Negara dengan tegas mengatur kepemilikan tanah berdasarkan syariat Islam. Tanah pribadi yang ditelantarkan lebih dari tiga tahun akan ditarik kembali oleh negara, sehingga selalu tersedia dengan cukup tanah-tanah yang dapat digunakan untuk membangun fasilitas umum. 

Perencanaan kota juga memperhatikan aspek pertahanan terhadap ancaman serangan. Ada empat benteng yang mengelilingi Baghad, masing-masing diberi nama Kufah, Basrah, Khurasan dan Damaskus, sesuai dengan arah gerbang untuk perjalanan menuju kota-kota tersebut. Setiap gerbang memiliki pintu rangkap yang terbuat dari besi tebal, yang memerlukan beberapa lelaki dewasa untuk membukanya.

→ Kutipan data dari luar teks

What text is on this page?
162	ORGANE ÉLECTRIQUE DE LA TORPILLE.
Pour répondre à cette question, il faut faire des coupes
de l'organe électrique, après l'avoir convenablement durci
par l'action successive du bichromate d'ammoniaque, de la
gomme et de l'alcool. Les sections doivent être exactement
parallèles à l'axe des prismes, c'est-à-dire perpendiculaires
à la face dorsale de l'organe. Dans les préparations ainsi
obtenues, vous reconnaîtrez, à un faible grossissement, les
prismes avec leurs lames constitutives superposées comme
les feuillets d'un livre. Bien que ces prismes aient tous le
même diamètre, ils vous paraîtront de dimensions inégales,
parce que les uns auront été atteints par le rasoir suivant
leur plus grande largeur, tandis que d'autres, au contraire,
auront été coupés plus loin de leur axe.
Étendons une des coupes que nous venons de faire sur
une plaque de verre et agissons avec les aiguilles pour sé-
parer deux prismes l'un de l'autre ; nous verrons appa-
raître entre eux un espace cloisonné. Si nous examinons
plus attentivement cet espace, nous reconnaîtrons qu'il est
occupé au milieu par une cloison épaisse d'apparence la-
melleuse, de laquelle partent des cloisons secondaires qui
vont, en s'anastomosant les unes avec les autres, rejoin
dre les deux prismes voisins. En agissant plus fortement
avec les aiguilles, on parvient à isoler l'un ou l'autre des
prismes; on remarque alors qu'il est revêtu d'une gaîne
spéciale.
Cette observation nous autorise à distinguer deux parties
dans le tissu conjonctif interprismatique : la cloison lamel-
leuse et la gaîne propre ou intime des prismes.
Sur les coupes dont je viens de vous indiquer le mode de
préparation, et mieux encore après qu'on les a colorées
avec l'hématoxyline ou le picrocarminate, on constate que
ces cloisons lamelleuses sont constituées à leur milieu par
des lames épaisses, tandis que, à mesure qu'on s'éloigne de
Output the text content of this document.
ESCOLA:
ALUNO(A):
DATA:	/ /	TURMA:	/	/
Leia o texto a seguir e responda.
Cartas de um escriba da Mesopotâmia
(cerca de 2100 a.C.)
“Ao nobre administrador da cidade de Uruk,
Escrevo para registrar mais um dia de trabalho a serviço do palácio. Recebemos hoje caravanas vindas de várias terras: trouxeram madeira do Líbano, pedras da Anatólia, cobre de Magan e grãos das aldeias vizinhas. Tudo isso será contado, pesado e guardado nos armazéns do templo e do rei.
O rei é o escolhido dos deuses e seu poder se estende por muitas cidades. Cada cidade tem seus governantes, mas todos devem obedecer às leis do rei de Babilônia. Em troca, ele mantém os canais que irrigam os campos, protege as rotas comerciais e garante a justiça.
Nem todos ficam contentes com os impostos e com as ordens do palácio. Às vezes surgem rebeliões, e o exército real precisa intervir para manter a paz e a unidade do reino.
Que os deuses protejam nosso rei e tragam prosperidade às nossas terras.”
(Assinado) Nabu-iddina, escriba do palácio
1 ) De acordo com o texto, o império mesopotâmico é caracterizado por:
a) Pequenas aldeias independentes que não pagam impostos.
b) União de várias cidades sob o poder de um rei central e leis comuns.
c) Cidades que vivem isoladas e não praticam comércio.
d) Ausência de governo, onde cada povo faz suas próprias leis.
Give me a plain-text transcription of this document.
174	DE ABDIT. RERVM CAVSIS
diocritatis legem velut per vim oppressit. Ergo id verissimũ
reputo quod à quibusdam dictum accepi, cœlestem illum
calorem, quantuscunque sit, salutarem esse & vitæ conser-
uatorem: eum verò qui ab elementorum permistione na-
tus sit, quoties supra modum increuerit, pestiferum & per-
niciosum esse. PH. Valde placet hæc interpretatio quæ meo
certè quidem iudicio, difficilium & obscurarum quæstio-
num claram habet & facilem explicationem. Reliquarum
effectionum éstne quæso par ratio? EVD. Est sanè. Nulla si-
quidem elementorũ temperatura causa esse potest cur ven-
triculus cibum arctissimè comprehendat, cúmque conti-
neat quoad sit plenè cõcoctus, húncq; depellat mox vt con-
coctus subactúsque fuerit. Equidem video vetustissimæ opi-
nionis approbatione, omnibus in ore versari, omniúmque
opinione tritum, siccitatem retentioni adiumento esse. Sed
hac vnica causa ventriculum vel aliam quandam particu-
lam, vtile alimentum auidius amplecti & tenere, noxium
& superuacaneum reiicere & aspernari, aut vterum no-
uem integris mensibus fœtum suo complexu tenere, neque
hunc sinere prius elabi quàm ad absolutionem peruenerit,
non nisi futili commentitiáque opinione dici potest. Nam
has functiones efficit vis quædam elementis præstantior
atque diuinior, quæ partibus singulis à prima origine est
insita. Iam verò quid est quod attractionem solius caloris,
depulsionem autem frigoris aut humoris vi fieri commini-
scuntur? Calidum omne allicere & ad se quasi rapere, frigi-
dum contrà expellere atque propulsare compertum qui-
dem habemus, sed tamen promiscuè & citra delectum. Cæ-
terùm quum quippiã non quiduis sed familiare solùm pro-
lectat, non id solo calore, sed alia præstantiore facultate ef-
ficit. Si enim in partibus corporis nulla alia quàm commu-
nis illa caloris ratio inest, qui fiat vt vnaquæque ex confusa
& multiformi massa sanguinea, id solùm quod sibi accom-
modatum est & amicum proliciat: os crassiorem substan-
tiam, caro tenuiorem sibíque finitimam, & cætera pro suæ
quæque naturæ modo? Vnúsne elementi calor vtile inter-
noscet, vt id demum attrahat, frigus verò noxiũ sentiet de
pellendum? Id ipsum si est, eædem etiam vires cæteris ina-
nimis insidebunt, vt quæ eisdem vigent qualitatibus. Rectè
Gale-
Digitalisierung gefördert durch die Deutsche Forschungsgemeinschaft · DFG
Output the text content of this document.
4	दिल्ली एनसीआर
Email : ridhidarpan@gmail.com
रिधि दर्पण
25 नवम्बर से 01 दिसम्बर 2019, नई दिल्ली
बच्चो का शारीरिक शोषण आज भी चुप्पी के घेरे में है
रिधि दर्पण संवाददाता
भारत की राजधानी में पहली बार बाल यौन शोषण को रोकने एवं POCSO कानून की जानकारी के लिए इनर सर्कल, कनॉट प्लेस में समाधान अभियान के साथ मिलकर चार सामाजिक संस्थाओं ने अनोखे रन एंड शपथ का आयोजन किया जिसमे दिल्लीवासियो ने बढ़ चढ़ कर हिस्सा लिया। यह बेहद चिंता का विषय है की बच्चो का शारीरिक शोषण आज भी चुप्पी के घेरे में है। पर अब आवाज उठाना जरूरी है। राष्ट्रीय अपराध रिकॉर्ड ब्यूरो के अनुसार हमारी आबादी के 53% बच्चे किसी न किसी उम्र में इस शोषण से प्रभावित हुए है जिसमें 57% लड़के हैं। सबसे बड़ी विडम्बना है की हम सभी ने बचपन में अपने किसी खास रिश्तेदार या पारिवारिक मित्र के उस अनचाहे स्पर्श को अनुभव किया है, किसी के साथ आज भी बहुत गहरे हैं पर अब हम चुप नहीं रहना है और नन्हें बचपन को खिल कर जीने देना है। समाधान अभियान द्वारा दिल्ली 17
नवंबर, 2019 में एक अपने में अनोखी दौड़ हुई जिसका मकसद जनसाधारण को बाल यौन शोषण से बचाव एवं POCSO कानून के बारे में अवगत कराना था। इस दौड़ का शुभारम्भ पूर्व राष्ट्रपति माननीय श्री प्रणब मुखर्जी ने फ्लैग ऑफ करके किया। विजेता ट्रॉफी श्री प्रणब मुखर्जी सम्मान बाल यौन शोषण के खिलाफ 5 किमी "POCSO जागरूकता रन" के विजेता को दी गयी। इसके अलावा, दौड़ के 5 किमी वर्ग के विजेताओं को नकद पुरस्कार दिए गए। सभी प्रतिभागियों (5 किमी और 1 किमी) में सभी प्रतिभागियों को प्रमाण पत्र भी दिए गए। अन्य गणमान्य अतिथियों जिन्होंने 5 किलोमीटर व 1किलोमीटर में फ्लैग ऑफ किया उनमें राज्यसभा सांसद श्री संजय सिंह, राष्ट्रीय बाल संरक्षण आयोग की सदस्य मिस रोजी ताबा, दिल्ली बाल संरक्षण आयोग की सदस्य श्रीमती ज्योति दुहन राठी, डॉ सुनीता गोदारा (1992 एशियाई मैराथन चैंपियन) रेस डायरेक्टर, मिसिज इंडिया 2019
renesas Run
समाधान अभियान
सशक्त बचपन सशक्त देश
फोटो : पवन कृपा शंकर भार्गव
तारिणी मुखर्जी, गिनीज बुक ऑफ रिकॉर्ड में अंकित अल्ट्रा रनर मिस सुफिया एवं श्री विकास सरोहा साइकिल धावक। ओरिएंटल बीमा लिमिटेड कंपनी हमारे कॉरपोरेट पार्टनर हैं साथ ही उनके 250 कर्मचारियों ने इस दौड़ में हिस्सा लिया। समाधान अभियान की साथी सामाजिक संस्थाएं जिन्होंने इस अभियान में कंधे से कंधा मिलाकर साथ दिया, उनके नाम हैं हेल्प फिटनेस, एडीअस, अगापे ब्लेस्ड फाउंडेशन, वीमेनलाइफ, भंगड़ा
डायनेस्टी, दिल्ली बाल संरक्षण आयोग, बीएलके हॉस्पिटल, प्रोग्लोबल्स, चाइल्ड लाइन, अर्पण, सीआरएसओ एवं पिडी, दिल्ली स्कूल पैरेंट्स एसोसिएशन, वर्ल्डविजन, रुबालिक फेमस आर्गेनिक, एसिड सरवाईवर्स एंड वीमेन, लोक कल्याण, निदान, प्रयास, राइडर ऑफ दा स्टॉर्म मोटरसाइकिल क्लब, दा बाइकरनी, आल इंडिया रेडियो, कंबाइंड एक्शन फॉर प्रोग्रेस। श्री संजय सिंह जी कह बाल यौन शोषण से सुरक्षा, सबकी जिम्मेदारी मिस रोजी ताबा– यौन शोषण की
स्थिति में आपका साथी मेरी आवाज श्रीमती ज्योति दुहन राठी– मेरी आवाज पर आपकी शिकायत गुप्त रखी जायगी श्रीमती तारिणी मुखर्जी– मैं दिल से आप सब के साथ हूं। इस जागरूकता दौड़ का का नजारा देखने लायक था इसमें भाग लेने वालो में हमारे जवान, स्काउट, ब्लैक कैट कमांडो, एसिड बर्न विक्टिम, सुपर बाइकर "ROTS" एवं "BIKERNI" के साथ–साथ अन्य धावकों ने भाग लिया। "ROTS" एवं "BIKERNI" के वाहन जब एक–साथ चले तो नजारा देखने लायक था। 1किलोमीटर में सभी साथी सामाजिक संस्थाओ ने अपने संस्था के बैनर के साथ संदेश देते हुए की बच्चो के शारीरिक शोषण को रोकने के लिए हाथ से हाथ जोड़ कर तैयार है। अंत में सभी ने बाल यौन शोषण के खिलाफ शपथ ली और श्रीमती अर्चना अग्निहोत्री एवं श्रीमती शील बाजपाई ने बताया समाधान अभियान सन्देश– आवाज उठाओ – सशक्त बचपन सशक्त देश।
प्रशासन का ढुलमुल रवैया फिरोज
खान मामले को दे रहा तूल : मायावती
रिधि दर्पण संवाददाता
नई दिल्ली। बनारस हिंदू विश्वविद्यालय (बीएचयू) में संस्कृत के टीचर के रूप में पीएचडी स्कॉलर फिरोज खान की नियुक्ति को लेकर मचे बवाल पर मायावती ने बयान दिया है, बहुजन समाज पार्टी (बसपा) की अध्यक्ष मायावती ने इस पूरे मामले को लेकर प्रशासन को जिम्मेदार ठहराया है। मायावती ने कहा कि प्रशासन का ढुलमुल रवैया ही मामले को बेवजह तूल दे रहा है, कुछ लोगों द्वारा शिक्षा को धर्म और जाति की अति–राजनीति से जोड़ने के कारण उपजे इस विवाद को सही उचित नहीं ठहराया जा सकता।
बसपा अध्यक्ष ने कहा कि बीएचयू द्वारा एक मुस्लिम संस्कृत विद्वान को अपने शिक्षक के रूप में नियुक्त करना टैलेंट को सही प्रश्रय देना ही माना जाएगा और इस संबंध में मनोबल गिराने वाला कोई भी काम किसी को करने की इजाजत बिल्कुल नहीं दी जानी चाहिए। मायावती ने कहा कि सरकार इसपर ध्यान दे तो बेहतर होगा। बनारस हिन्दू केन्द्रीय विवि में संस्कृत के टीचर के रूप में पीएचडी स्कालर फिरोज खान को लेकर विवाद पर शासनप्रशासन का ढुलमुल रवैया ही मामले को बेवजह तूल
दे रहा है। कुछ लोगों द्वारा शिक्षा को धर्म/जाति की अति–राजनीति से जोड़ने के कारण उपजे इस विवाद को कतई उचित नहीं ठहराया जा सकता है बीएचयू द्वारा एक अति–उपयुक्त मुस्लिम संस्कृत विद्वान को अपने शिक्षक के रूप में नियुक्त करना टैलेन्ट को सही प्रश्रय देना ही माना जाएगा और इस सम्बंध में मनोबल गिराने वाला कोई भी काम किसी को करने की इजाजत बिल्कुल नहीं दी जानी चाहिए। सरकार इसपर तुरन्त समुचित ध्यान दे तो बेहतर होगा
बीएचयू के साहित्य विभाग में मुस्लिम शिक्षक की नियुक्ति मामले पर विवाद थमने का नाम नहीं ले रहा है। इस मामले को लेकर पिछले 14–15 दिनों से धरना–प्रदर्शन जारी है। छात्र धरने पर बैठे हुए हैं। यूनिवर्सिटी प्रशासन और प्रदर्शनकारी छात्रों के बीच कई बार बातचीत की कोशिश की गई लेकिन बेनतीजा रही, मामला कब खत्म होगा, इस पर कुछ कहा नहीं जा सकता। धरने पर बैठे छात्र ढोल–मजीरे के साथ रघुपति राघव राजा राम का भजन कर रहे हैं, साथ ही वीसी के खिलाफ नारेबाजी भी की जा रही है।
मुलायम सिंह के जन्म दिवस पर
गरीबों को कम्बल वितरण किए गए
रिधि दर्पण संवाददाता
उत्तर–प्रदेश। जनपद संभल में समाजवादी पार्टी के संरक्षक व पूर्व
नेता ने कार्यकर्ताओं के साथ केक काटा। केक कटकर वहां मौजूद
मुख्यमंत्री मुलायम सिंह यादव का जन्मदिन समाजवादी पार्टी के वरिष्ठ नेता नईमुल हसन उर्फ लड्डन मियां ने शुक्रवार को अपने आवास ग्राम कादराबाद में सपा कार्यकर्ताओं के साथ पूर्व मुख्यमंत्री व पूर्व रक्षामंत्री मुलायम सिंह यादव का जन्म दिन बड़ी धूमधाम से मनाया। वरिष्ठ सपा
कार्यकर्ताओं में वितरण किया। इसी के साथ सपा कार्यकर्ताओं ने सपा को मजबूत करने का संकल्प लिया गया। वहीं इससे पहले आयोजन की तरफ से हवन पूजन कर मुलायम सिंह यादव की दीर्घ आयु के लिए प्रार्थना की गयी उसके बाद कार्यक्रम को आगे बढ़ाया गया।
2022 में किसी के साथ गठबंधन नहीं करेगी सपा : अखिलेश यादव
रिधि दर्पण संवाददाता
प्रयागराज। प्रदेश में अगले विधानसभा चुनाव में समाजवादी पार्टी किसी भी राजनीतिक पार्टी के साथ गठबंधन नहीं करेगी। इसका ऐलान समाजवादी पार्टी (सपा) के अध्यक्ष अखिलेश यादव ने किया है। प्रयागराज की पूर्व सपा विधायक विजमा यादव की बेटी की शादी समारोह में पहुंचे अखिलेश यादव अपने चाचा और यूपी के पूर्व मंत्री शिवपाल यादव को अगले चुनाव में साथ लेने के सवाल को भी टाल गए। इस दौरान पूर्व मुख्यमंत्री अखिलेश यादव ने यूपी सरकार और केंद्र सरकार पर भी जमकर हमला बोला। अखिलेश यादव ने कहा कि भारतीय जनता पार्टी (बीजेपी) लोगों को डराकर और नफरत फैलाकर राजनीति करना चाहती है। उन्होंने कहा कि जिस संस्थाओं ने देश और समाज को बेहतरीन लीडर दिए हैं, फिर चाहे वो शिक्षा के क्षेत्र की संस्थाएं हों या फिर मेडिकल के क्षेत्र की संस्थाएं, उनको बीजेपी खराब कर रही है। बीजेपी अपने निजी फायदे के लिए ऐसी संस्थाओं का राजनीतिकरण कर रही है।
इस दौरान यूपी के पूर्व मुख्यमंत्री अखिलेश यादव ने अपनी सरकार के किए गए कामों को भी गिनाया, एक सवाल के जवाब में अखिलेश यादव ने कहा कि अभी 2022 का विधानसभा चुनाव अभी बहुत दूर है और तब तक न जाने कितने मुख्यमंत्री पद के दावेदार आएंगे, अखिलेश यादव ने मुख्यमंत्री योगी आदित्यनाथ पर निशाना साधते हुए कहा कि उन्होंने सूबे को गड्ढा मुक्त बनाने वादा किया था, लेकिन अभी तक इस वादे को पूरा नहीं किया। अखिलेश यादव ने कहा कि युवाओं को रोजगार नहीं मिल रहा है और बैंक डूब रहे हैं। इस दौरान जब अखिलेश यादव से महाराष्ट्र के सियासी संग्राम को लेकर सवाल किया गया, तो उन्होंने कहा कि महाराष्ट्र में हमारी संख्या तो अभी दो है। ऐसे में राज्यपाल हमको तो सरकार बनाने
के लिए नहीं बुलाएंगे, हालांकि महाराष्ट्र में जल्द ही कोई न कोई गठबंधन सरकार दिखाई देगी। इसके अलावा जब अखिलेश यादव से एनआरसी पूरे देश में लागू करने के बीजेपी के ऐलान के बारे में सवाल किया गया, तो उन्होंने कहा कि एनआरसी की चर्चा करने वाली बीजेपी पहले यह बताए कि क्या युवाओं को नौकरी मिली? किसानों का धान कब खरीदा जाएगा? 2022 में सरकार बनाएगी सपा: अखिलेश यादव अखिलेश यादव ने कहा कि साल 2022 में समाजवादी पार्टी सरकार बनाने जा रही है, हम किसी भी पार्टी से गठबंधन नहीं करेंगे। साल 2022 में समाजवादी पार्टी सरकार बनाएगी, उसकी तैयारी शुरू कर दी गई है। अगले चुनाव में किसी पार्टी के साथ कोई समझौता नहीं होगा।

Hal lainnya adalah pengaturan pergerakan dan penggunaan ruang publik masyarakat antara laki-laki dan wanita. Terdapat perbedaan dari segi tempat dan waktu penggunaanya. Dari segi tempat, ada pasar yg dikhususkan bagi wanita saja, ada jalur-jalur pedestrian yg lebih sering /khusus dilewati oleh wanita dan memiliki batasan untuk diakses laki-laki. Masalah penataan ruang kota dibagi ke dalam dua wilayah yaitu wilayah umum dan wilayah khusus.

Kembali pada perbincangan kami. Tersebut nama kota yang menjadi salah satu ibu kota negeri muslim. Kota ini tidak layak huni, selain akses yang sulit untuk menjangkau dalam rangka memenuhi kehidupan sehari-hari, namun juga suasana lingkungan yang kurang kondusif untuk bersosialisasi, karena semuanya dipaksa hidup dalam sistem kapitalisme-sekuler. Ya kota itu bernama Jakarta. Sebenarnya kota ini layak untuk menjadi kota yang dibanggakan, namun dengan catatan, bahwa islam harus diterapkan dan menjadi asas dalam perencanaan pembangunan kota. Sementara saat ini ketika sekulerisme telah merasuki kota tersebut, jangan harap akan mejadi kota yang diimpikan.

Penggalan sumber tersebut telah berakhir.